If we did not have a God Who suffers, none of this would make any sense.

Not the rape of children; not the justification of evil; not the helplessness and loneliness and fear of the victims. 

The love of spouses, the love of true friends, the sacrifice of lives – it would all seem to be a mere sick joke in the face of ultimate evil.  We would hesitate to call it “evil”, since the “good” would seem so impotent.  We would become nihilists, materialists, mute ciphers in a world that was meaningless but that hurt.  And we couldn’t even rage against the hurt – what good would it do?  “What is good?” anyway, as Pilate might have said, with that sophisticated smirk of his, that educated sneer – Pilate, who condemned Him to death and had an elaborate explanation for why it Really Wasn’t His Own Fault for doing so.

But He hung there.  In full view, beaten, tortured, slowly dying.  Betrayed by a friend, abandoned by His Church, brutalized by His people and their occupiers alike.  Jew and Gentile, full of hatred for one another, united in that dark afternoon in their mutual hatred of Him.  How fun!  “Why can’t we all just get along?”  Maybe we can, to tear apart and crucify the only purely Good man who ever lived.  Peace be with you.  And with your spirit.  Now let’s kill Him.

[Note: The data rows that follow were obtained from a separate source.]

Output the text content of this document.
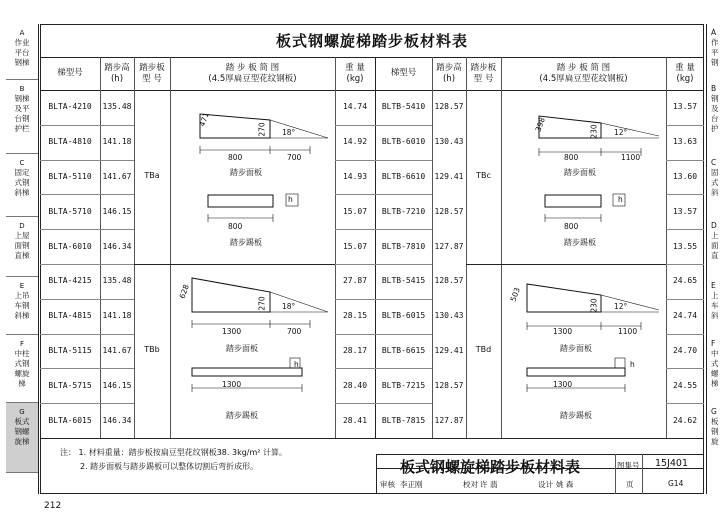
A
作业
平台
钢梯
B
钢梯
及平
台钢
护栏
C
固定
式钢
斜梯
D
上屋
面钢
直梯
E
上吊
车钢
斜梯
F
中柱
式钢
螺旋
梯
G
板式
钢螺
旋梯
A
作
平
钢
B
钢
及
台
护
C
固
式
斜
D
上
面
直
E
上
车
斜
F
中
式
螺
梯
G
板
钢
旋
板式钢螺旋梯踏步板材料表
梯型号	踏步高
(h)
踏步板
型 号
踏 步 板 简 图
(4.5厚扁豆型花纹钢板)
重 量
(kg)
梯型号	踏步高
(h)
踏步板
型 号
踏 步 板 简 图
(4.5厚扁豆型花纹钢板)
重 量
(kg)
BLTA-4210	135.48	14.74	BLTB-5410	128.57	13.57
BLTA-4810	141.18	14.92	BLTB-6010	130.43	13.63
BLTA-5110	141.67	14.93	BLTB-6610	129.41	13.60
BLTA-5710	146.15	15.07	BLTB-7210	128.57	13.57
BLTA-6010	146.34	15.07	BLTB-7810	127.87	13.55
BLTA-4215	135.48	27.87	BLTB-5415	128.57	24.65
BLTA-4815	141.18	28.15	BLTB-6015	130.43	24.74
BLTA-5115	141.67	28.17	BLTB-6615	129.41	24.70
BLTA-5715	146.15	28.40	BLTB-7215	128.57	24.55
BLTA-6015	146.34	28.41	BLTB-7815	127.87	24.62
TBa
TBb
TBc
TBd
471
270 18°
800	700
踏步面板
h
800
踏步踢板
628
270 18°
1300	700
踏步面板
h
1300
踏步踢板
398	230 12°
800	1100
踏步面板
h
800
踏步踢板
503
230 12°
1300	1100
踏步面板
h
1300
踏步踢板
注： 1. 材料重量：踏步板按扁豆型花纹钢板38. 3kg/m² 计算。
2. 踏步面板与踏步踢板可以整体切割后弯折成形。	板式钢螺旋梯踏步板材料表	图集号 15J401
审核 李正刚	校对 许 翡	设计 姚 森	页	G14
212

He did not turn from them when they spat upon Him.  He did not return curses for curses.  He did not reject our rejection of Him, our abuse, the worst we had to offer.  We gave it to Him, and we give it to one another. 

We give it to one another but we tell ourselves we’re justified, or we’re not really sinning, or there are mitigating circumstances, and whatever we do, it’s Never Really Our Own Fault for doing it.  We told ourselves that we were doing good that day we crucified Him, after all – the day the sun stopped shining.  Our intentions are good, we say, and we throw up whatever excuse suits us, and keep right on hurting and hating and hailing the Coming of the Kingdom of Hell.  And we’re not that bad after all – we leave our home-made Calvary and go to Church and clap along to the guitars and listen to the preacher tell us how much God loves us and “Why can’t we all just get along?”  Peace be with you.  Pass the remote.  I’m spiritual, not religious.  Gimme some Jesus, but get rid of that cross.  It tends to trouble my guilty conscience.

There is a dark and awful thing inside of us.  On the one hand, it’s an evil that makes us want to hurt people.  On the other, it’s a terrible hurt, a suffering from the evil that’s been done to us.  I don’t think we have any clue about the depths of secret suffering in our fellow man.  If we saw the pain that our neighbor lives with every single day, and if we saw how that pain was, in some cases, deliberately inflicted, or inflicted out of simple to-hell-with-you negligence – with the best of intentions, of course – by people who were simply out for themselves, we’d go mad.

In fact, the truth of human nature was never better revealed than on that day when the sun died and the earth gave up its breath in a terrible heave – that day when we all stood around jeering at Him.  There is no king but Caesar.  There is no god but Mammon.  There is no god but Nothing.  And to hell with You, savior!  To hell with You.

Such is the tableau.  Such is the eternal picture, the archetype of Human Life.

But in the midst of that, He redeems us.  It is not a senseless murder, a meaningless act of brutality. 

It is a sacrifice. 

And it is the Reality behind Life Itself.